Police divers have found and retrieved a 137kg consignment of cocaine with an estimated street value of more than £10 million, hidden deep inside a ship’s hull at the Sheerness port in Kent.
The discovery is only the second instance of a major underwater concealment of class A drugs being seized off the UK coast – but with three times as much cocaine found as on the first occasion, in Bristol in November 2021.
A Panamanian-registered container ship carrying a cargo of bananas had docked in Sheerness while on its way from Panama to the Netherlands, and on 14 October the divers were sent to investigate its hull, based on intelligence supplied by the National Crime Agency (NCA).
The search was carried out in restricted visibility over five hours by a specialist National Police Chiefs Council dive-team, supported by officers from the Border Force National Deep Rummage Team and port operator Peel Ports.

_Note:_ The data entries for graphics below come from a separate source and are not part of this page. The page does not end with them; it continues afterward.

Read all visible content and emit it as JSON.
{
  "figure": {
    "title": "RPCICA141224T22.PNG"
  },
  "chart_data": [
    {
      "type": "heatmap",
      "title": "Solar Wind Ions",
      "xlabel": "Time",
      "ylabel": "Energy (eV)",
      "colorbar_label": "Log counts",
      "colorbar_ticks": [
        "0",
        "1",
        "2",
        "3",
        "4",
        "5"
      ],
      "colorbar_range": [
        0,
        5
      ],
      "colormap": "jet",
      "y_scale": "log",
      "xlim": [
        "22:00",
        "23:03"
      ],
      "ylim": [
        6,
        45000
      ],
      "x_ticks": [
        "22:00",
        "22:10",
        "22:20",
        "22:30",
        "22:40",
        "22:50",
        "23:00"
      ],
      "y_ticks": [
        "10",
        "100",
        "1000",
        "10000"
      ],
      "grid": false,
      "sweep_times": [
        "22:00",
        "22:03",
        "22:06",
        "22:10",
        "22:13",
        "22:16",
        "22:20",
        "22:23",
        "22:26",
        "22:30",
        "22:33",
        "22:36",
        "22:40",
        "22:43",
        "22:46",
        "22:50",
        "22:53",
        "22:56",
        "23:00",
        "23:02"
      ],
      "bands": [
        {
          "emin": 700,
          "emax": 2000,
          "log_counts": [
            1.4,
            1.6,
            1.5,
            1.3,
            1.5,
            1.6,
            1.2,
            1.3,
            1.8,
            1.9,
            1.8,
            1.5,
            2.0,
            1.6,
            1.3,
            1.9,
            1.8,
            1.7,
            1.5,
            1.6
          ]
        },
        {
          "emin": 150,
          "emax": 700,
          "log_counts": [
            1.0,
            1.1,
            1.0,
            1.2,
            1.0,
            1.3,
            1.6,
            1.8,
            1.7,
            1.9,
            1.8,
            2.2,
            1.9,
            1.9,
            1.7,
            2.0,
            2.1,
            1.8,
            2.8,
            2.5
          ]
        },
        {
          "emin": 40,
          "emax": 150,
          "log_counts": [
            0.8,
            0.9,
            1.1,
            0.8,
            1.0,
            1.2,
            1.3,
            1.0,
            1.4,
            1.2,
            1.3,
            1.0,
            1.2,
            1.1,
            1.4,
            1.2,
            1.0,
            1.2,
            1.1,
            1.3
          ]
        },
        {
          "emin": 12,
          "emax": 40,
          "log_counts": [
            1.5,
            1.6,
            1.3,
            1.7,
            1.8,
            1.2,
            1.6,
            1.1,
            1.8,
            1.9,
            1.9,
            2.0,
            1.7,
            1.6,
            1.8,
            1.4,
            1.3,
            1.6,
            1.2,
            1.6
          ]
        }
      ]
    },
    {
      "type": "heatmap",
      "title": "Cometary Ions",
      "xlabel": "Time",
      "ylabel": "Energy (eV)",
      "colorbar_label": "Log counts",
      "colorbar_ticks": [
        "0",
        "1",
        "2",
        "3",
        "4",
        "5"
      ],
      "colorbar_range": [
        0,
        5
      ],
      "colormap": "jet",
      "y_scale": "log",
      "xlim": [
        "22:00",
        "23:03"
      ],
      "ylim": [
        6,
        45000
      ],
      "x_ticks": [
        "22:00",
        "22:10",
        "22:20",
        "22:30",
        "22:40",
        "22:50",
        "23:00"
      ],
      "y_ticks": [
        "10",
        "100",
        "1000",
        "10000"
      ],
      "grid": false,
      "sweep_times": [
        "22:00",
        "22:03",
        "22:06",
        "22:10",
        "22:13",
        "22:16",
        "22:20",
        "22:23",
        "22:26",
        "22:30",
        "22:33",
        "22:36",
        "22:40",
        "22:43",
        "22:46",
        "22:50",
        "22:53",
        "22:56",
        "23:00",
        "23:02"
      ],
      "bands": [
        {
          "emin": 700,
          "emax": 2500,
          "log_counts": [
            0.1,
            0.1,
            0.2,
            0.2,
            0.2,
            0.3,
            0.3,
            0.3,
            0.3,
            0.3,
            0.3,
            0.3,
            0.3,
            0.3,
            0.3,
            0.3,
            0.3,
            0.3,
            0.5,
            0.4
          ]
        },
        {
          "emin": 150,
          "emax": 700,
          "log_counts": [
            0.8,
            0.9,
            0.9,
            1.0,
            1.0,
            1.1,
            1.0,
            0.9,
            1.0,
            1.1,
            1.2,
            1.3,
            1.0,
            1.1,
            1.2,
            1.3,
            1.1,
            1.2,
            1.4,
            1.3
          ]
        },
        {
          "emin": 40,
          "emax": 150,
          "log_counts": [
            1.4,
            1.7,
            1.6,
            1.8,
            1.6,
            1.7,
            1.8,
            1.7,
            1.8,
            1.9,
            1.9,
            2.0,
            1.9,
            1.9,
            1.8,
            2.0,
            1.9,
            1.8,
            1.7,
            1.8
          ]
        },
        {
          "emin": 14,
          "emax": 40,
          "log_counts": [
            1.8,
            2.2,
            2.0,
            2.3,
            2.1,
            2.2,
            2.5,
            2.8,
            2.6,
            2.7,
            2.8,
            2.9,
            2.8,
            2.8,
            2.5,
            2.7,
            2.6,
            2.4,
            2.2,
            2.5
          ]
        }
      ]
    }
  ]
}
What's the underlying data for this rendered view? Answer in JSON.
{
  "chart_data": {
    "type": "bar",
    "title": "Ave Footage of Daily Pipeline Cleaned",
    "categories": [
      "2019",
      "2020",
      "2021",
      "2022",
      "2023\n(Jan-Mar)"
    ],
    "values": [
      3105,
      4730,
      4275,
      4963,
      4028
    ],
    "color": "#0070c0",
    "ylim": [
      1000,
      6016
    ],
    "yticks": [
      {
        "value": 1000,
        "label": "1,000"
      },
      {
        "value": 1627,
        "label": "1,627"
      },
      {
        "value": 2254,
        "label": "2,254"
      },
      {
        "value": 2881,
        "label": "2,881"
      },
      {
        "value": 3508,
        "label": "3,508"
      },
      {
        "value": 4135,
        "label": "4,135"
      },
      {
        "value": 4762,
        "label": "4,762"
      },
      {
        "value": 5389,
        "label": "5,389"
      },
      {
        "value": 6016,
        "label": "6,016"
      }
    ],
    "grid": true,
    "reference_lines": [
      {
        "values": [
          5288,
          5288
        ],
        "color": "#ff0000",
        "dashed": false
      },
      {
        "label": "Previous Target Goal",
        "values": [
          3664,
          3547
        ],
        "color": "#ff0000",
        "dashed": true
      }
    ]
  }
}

They eventually found four large hold-alls concealed below the waterline inside the sea-chest, a seawater intake area used to help stabilise vessels. The divers had to extract the bags from behind bolted grilles.
“This was an extremely rare and sophisticated concealment, and shows how far criminal networks will go to get dangerous drugs like cocaine into circulation,” commented NCA operations manager David Phillips. “The sale of such class A drugs is controlled by gangs who inflict violence and exploitation in our communities.”
Thanking the divers for work carried out in “challenging conditions”, Phillips said that the collaborative effort demonstrated “our collective determination to tackle organised criminal groups head-on, and stem the supply of harmful drugs like cocaine”. NCA investigators are now collaborating on the case with Dutch and Panamanian law-enforcement agencies.